Çok uzaklardaki başka bir memlekete gideceksiniz.
Değerli bir Mücevheri bulup geri getireceksiniz.'
Çocuklar kılık değiştirerek hemen tüm sakinlerinin karanlık bir hayat sürdüğü yabancı bir memlekete götürüldüler. Bu yerin öyle bir etkisi vardı ki iki kardeş sanki uykudaymış gibi başıboş dolanarak birbirleriyle temaslarım yitirdiler.

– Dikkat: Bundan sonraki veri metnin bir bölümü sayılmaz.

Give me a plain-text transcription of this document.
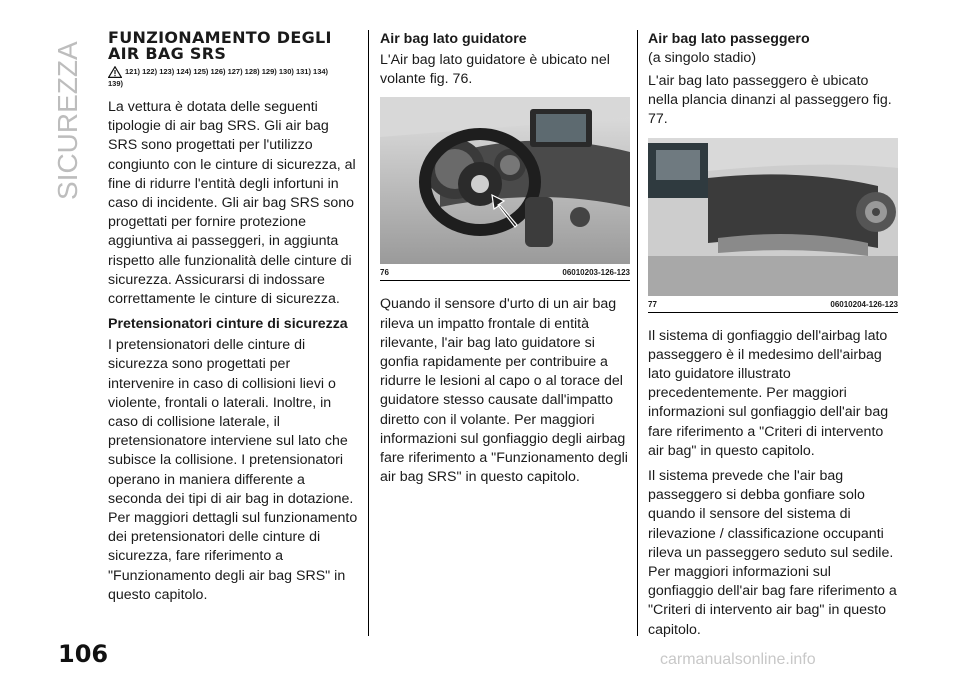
SICUREZZA
FUNZIONAMENTO DEGLI
AIR BAG SRS
121) 122) 123) 124) 125) 126) 127) 128) 129) 130) 131) 134)
139)

La vettura è dotata delle seguenti tipologie di air bag SRS. Gli air bag SRS sono progettati per l'utilizzo congiunto con le cinture di sicurezza, al fine di ridurre l'entità degli infortuni in caso di incidente. Gli air bag SRS sono progettati per fornire protezione aggiuntiva ai passeggeri, in aggiunta rispetto alle funzionalità delle cinture di sicurezza. Assicurarsi di indossare correttamente le cinture di sicurezza.

Pretensionatori cinture di sicurezza

I pretensionatori delle cinture di sicurezza sono progettati per intervenire in caso di collisioni lievi o violente, frontali o laterali. Inoltre, in caso di collisione laterale, il pretensionatore interviene sul lato che subisce la collisione. I pretensionatori operano in maniera differente a seconda dei tipi di air bag in dotazione. Per maggiori dettagli sul funzionamento dei pretensionatori delle cinture di sicurezza, fare riferimento a "Funzionamento degli air bag SRS" in questo capitolo.

Air bag lato guidatore

L'Air bag lato guidatore è ubicato nel volante fig. 76.

76	06010203-126-123

Quando il sensore d'urto di un air bag rileva un impatto frontale di entità rilevante, l'air bag lato guidatore si gonfia rapidamente per contribuire a ridurre le lesioni al capo o al torace del guidatore stesso causate dall'impatto diretto con il volante. Per maggiori informazioni sul gonfiaggio degli airbag fare riferimento a "Funzionamento degli air bag SRS" in questo capitolo.

Air bag lato passeggero
(a singolo stadio)

L'air bag lato passeggero è ubicato nella plancia dinanzi al passeggero fig. 77.

77	06010204-126-123

Il sistema di gonfiaggio dell'airbag lato passeggero è il medesimo dell'airbag lato guidatore illustrato precedentemente. Per maggiori informazioni sul gonfiaggio dell'air bag fare riferimento a "Criteri di intervento air bag" in questo capitolo.

Il sistema prevede che l'air bag passeggero si debba gonfiare solo quando il sensore del sistema di rilevazione / classificazione occupanti rileva un passeggero seduto sul sedile. Per maggiori informazioni sul gonfiaggio dell'air bag fare riferimento a "Criteri di intervento air bag" in questo capitolo.

106	carmanualsonline.info
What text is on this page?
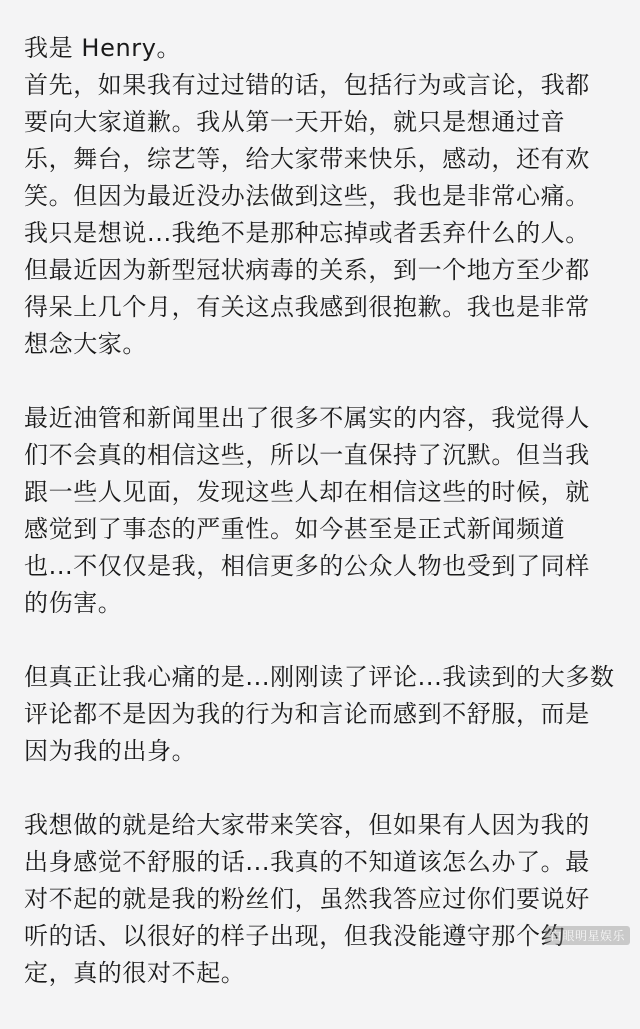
我是 Henry。
首先，如果我有过过错的话，包括行为或言论，我都
要向大家道歉。我从第一天开始，就只是想通过音
乐，舞台，综艺等，给大家带来快乐，感动，还有欢
笑。但因为最近没办法做到这些，我也是非常心痛。
我只是想说...我绝不是那种忘掉或者丢弃什么的人。
但最近因为新型冠状病毒的关系，到一个地方至少都
得呆上几个月，有关这点我感到很抱歉。我也是非常
想念大家。
最近油管和新闻里出了很多不属实的内容，我觉得人
们不会真的相信这些，所以一直保持了沉默。但当我
跟一些人见面，发现这些人却在相信这些的时候，就
感觉到了事态的严重性。如今甚至是正式新闻频道
也...不仅仅是我，相信更多的公众人物也受到了同样
的伤害。
但真正让我心痛的是...刚刚读了评论...我读到的大多数
评论都不是因为我的行为和言论而感到不舒服，而是
因为我的出身。
我想做的就是给大家带来笑容，但如果有人因为我的
出身感觉不舒服的话...我真的不知道该怎么办了。最
对不起的就是我的粉丝们，虽然我答应过你们要说好
听的话、以很好的样子出现，但我没能遵守那个约
定，真的很对不起。
白眼明星娱乐
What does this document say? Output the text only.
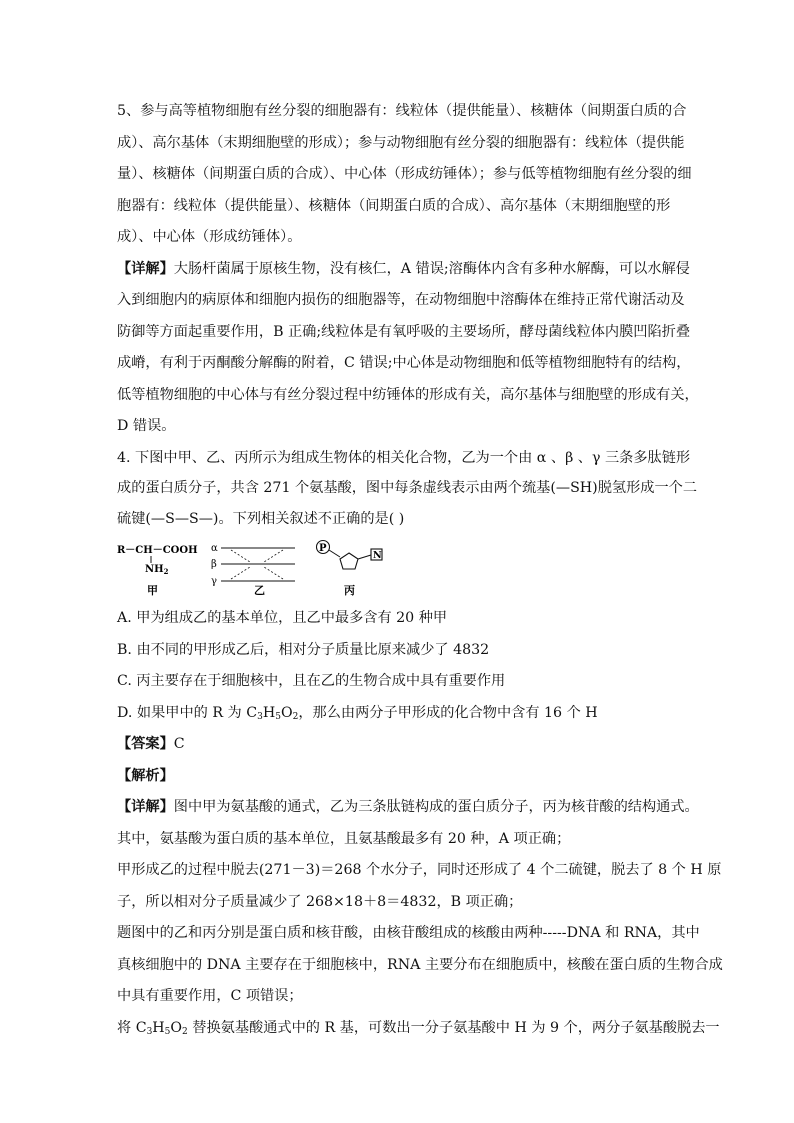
5、参与高等植物细胞有丝分裂的细胞器有：线粒体（提供能量）、核糖体（间期蛋白质的合
成）、高尔基体（末期细胞壁的形成）；参与动物细胞有丝分裂的细胞器有：线粒体（提供能
量）、核糖体（间期蛋白质的合成）、中心体（形成纺锤体）；参与低等植物细胞有丝分裂的细
胞器有：线粒体（提供能量）、核糖体（间期蛋白质的合成）、高尔基体（末期细胞壁的形
成）、中心体（形成纺锤体）。
【详解】大肠杆菌属于原核生物，没有核仁，A 错误;溶酶体内含有多种水解酶，可以水解侵
入到细胞内的病原体和细胞内损伤的细胞器等，在动物细胞中溶酶体在维持正常代谢活动及
防御等方面起重要作用，B 正确;线粒体是有氧呼吸的主要场所，酵母菌线粒体内膜凹陷折叠
成嵴，有利于丙酮酸分解酶的附着，C 错误;中心体是动物细胞和低等植物细胞特有的结构，
低等植物细胞的中心体与有丝分裂过程中纺锤体的形成有关，高尔基体与细胞壁的形成有关，
D 错误。
4. 下图中甲、乙、丙所示为组成生物体的相关化合物，乙为一个由 α 、β 、γ 三条多肽链形
成的蛋白质分子，共含 271 个氨基酸，图中每条虚线表示由两个巯基(—SH)脱氢形成一个二
硫键(—S—S—)。下列相关叙述不正确的是( )
R－CH－COOH
$NH_2$
甲
α
β
γ
乙
P
N
丙
A. 甲为组成乙的基本单位，且乙中最多含有 20 种甲
B. 由不同的甲形成乙后，相对分子质量比原来减少了 4832
C. 丙主要存在于细胞核中，且在乙的生物合成中具有重要作用
D. 如果甲中的 R 为 $C_3H_5O_2$，那么由两分子甲形成的化合物中含有 16 个 H
【答案】C
【解析】
【详解】图中甲为氨基酸的通式，乙为三条肽链构成的蛋白质分子，丙为核苷酸的结构通式。
其中，氨基酸为蛋白质的基本单位，且氨基酸最多有 20 种，A 项正确；
甲形成乙的过程中脱去(271－3)＝268 个水分子，同时还形成了 4 个二硫键，脱去了 8 个 H 原
子，所以相对分子质量减少了 268×18＋8＝4832，B 项正确；
题图中的乙和丙分别是蛋白质和核苷酸，由核苷酸组成的核酸由两种-----DNA 和 RNA，其中
真核细胞中的 DNA 主要存在于细胞核中，RNA 主要分布在细胞质中，核酸在蛋白质的生物合成
中具有重要作用，C 项错误；
将 $C_3H_5O_2$ 替换氨基酸通式中的 R 基，可数出一分子氨基酸中 H 为 9 个，两分子氨基酸脱去一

Arada sırada ülkelerine ve Mücevhere benzer şeyler görüyorlardı, fakat bunlar ki sadece artık gerçeklik olarak kabul etmeye başladıkları hayallerinin derinliğini arttırıyordu.
Çocuklarının içinde bulunduğu bu durum kralın kulağına çalındığı zaman güvenilir bir hizmetkar olan bilge bir adamla onlara bir mesaj gönderdi.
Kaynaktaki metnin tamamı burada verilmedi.